Des conclusions rassurantes :
- D’après ses recherches, ‘seuls des identifiants générés aléatoirement sont échangés entre les téléphones disposant de Coranalert et les serveurs de Sciensano’
- Le Smartphone ne fait qu’échanger une courte donnée par Bluetooth, qui n’est pas suffisamment grande pour échanger des données autres que des ‘clés anonymes’
- L’application doit fournir au Système Android/ Google Play Sevices les identifiants aléatoires et secrets (TEK), des personnes testées positives. Mais Google ne communique que les balises et les résultats des tests ou d’autres informations confidentielles
- Coronalert gèrent les clés temporaires, soit les informations qui disent si certaines personnes sont contaminées ou non. Mais Sciensano ou l’État belge ne va pas recevoir des informations sur ses utilisateurs depuis l’app.
- Les identifiants aléatoires et secrets (TEK) de personnes contaminées sont envoyés des serveurs vers votre téléphone qui les compare aux identifiants TEK aperçus autour de vous lors des 14 derniers jours. C’est votre téléphone et non un organisme distant qui cherche à savoir si vous êtes ‘à risque’.
- Il n’est pas possible de vous localiser avec précision, la précision de localisation obtenue par une adresse IP est de la taille d’une province.
- Enfin, l’application n’accède pas au répertoire téléphonique ou à d’autres données personnelles
‘Aucune raison de ne pas l’installer’
Peut-on télécharger l’app en toute confiance ? Force est de constater qu’elle n’est pas une entrave à la vie privée de ses utilisateurs. Des propos corroborés par Test-Achats : ‘Pour nous, il n’y a aucune raison de ne pas l’installer’, pouvait -on lire dans le compte rendu de leur enquête réalisée sur Android et Ios, publiée le 29 septembre. Test-Achats confirme que les utilisateurs ne peuvent être localisées et que les données partagées sont ‘minimes et limitées à des données anonymes.
‘Il ne s’agit pas ici de localiser les personnes, ni d’enregistrer qui sont vos contacts. Le système est basé sur l’utilisation de Bluetooth, qui enverra autour de vous des messages anonymes à intervalle régulier, en combinaison avec de la cryptographie, pour masquer les identités et sécuriser les communications’, expliquait Jean-Michel Dricot, (Centre de recherche en Cybersécurité), dans un rapport publié par le centre de polytechnique de l’Université Libre de Bruxelles.
‘Que’ 800.000 téléchargements
Près d’une semaine après son lancement, il apparaît que Coronalert aurait été téléchargée un peu moins de 800.000 fois (501.000 fois via des smartphones Android et 290.000 via des smartphones Apple).

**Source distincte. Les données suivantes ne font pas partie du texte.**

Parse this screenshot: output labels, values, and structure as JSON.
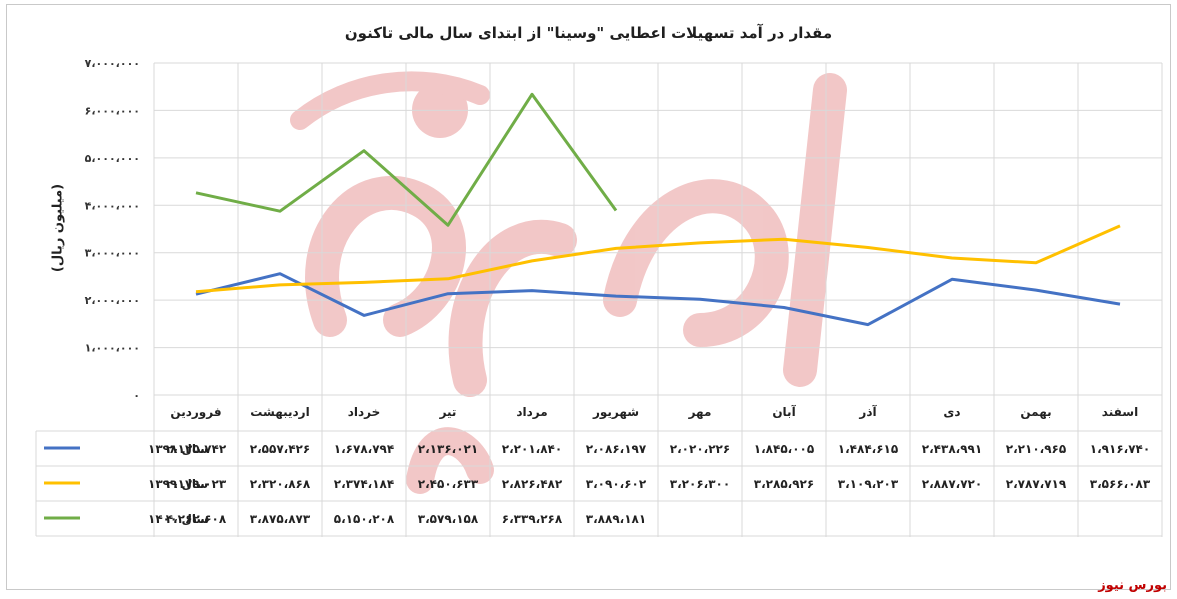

Mais si ces chiffres peuvent sembler impressionnants, ils ne représentent en réalité qu’un faible pourcentage sur les 7 millions de smartphone en circulation recensés par l’étude de GSK.
À qui la faute? Certains pensent que l’app ne connaît pas le succès qu’elle mérite car elle a été dénigrée à maintes reprises avant même d’être lancée. La population s’est concentrée davantage sur les éventuelles ‘failles’ de l’app plutôt que sur son utilité réelle. Et s’il est possible que les chiffres évoluent encore, les mesures restrictives pourraient dissuader les utilisateurs de télécharger Coronalert : s’ils sortent moins, pourquoi la télécharger?
Pourtant, à l’heure où les chiffres sont à nouveau en hausse en Belgique, Coronalert pourrait changer la donne. Comme le souligne Jean-Michel Dricot :‘ L’objectif de cette app est de pouvoir alerter les personnes à risque et de les prendre en charge rapidement, par exemple en les testant. Cela pourrait sauver des vies et favoriser un retour à la vie normale’.